Vector Calculus Gradient - are my answers correct?

Question

Could someone please clarify if I have the correct answers for these following questions?

[Assume $r=x$i +yj+zk and $a=a_1$i +$a_2$j+$a_3$k for some constants $a_1,a_2,a_3$]

1. $\nabla f forf=cos(x)+3y^2sin^3z $

Answer: $\nabla f = -sin(x)i+6ysin^3(z)j+9y^2sin^2(z)cos(z)k$ [edited]

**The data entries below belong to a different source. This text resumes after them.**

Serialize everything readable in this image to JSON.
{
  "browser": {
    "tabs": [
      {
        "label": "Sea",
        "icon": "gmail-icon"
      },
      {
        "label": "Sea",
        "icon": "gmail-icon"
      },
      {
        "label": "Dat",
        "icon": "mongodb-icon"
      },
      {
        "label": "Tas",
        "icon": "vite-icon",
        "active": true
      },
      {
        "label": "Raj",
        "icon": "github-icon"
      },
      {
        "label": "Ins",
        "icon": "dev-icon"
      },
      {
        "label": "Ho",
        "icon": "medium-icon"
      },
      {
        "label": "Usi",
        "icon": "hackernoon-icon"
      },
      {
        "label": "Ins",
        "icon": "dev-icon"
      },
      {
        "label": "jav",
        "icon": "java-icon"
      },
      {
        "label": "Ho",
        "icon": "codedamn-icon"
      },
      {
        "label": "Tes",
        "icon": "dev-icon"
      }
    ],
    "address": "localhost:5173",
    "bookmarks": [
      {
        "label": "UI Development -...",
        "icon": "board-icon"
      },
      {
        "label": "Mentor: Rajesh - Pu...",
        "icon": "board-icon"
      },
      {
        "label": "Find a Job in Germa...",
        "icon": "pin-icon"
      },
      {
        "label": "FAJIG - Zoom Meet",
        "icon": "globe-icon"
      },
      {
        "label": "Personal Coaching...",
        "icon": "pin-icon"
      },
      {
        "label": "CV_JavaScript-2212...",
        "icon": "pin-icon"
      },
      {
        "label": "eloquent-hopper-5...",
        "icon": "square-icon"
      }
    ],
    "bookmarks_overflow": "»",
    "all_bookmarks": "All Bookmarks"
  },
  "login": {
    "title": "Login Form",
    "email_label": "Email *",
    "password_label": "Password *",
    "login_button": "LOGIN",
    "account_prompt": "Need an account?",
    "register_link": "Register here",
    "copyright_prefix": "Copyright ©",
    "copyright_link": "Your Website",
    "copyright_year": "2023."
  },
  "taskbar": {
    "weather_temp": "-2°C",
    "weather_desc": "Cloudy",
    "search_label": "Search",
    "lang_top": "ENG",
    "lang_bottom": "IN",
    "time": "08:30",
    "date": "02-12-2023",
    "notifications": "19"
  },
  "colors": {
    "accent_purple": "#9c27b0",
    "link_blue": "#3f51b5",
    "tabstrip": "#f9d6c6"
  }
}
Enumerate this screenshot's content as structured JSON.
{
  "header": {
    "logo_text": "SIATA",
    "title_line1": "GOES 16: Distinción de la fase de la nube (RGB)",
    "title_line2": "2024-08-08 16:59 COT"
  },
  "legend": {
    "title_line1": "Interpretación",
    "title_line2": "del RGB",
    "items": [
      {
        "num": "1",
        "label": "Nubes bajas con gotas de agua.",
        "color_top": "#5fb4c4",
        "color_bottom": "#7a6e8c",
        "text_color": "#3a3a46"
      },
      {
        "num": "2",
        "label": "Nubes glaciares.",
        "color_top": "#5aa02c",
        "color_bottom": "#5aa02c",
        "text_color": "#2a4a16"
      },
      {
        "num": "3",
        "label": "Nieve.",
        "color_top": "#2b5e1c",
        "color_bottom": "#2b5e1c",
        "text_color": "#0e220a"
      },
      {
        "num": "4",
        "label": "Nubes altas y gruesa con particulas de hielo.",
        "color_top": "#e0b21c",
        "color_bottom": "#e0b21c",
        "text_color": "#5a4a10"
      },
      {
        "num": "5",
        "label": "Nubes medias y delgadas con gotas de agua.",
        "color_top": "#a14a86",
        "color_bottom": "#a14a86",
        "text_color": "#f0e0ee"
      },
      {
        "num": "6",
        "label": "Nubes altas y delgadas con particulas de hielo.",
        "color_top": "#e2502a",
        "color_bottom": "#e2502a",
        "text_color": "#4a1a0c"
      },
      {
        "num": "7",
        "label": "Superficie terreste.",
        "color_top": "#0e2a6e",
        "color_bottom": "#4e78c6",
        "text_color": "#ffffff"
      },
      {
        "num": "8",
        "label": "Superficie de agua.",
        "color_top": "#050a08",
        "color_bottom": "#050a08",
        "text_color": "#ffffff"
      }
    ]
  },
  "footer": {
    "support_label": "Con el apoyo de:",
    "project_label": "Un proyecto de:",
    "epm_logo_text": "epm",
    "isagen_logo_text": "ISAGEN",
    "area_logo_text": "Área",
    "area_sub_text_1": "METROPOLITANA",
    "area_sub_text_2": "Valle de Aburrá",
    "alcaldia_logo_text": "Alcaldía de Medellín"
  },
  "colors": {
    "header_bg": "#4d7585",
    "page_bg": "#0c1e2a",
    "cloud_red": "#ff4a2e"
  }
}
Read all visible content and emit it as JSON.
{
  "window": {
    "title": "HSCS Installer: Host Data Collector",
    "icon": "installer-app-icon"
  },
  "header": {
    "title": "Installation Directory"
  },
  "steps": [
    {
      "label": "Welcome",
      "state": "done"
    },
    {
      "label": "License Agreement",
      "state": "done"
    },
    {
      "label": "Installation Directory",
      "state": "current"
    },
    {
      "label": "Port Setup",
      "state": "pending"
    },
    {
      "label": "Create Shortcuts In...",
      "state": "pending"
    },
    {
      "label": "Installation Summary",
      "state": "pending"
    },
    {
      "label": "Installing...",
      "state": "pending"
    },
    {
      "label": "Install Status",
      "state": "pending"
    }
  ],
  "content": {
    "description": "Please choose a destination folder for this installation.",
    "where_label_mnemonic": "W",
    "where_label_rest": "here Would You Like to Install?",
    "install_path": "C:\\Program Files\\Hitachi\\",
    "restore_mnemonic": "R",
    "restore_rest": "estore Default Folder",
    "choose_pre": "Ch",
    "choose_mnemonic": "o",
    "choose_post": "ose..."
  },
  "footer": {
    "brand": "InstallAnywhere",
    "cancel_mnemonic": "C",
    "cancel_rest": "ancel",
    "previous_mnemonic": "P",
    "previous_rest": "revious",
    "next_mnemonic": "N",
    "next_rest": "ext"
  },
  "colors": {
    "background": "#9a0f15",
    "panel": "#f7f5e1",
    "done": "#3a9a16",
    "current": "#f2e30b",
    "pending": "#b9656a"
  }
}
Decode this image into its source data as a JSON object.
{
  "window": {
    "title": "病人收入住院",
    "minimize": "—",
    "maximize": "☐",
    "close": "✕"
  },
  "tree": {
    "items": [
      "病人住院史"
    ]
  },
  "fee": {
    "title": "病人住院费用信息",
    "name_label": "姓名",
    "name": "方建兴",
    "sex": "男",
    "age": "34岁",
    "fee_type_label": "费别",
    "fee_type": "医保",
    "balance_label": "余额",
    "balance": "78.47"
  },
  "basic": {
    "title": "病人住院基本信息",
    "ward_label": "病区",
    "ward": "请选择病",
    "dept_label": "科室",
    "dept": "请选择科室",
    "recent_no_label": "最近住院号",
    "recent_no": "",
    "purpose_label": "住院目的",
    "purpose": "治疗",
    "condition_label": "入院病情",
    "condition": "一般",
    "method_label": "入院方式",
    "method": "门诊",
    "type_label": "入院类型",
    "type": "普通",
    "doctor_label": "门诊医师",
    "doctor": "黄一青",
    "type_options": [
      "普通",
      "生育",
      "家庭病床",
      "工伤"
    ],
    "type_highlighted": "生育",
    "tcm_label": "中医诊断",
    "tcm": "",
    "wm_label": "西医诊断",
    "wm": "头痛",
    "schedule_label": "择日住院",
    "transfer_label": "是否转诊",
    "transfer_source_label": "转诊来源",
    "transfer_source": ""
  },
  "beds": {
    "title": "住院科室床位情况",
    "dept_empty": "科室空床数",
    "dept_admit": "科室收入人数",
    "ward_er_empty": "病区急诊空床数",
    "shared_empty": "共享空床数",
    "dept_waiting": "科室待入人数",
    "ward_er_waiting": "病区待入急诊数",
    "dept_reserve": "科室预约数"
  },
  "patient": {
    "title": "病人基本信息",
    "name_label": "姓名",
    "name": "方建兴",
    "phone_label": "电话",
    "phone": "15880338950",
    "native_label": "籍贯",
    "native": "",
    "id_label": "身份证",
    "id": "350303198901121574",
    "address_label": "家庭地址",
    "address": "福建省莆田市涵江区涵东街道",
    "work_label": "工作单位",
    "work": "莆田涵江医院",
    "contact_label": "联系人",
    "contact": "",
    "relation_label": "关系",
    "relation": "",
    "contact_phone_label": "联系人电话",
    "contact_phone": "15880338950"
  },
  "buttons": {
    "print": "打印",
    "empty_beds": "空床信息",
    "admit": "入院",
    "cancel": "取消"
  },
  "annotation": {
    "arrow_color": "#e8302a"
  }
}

2. $\nabla f forf=r\cdot r$

Answer: $\nabla f =\nabla(x^2i+y^2j+z^2k)+(2xy+2xz+2yz) $ [edited]

3. $\nabla \cdot (a\times r - r)$

Answer: $\nabla \cdot ((a_2z-a_3y)i-(a_1z-a_3x)j+(a_1y-a_2x)k)-(xi+yj+zk)=0$

Answer 1

The gradient of f(x,y,z) is $\nabla f= \frac{\partial f}{\partial x}\vec{i}+ \frac{\partial f}{\partial y}\vec{j}+ \frac{\partial f}{\partial z}\vec{j}$.

In (i) $f(x,y,z)= \cos(x)+ 3y^2 \sin^3(z)$ so $\frac{\partial f}{\partial x}= -\sin(x)$, $\frac{\partial f}{\partial y}= 6y \sin^3(z)$, and $\frac{\partial f}{\partial z}= 9y^2\sin^2(z)\cos(z)$

So $\nabla f= -\sin(x)\vec{i}+ 6y \sin^3(z)\vec{j}+ 9y^2\sin^2(z)\cos(z)\vec{k}$

I don't know how you got "$\cos(i)$"! I'm hoping it was a typo but I am afraid you decided that the derivative of cos(x) with respect to x was "cos(1)" and then just replaced the "1" with "i"!

Answer 2

No, these are not correct. Check the definition of the gradient, as well as dot product. For example, for 2):
$r\cdot r=x^2+y^2+z^2$. The gradient of this function is a vector of the partial derivative of the function with respect to each variable, in this case $[2x \space 2y\space 2z]$.

Answer 3

1.: You are not differentiating the trigonometric functions correctly.

2.: The result is not correct, because $r \cdot r=x^2+y^2+z^2$.

3.: Your cross product is good, but the calculation of divergence is not correct.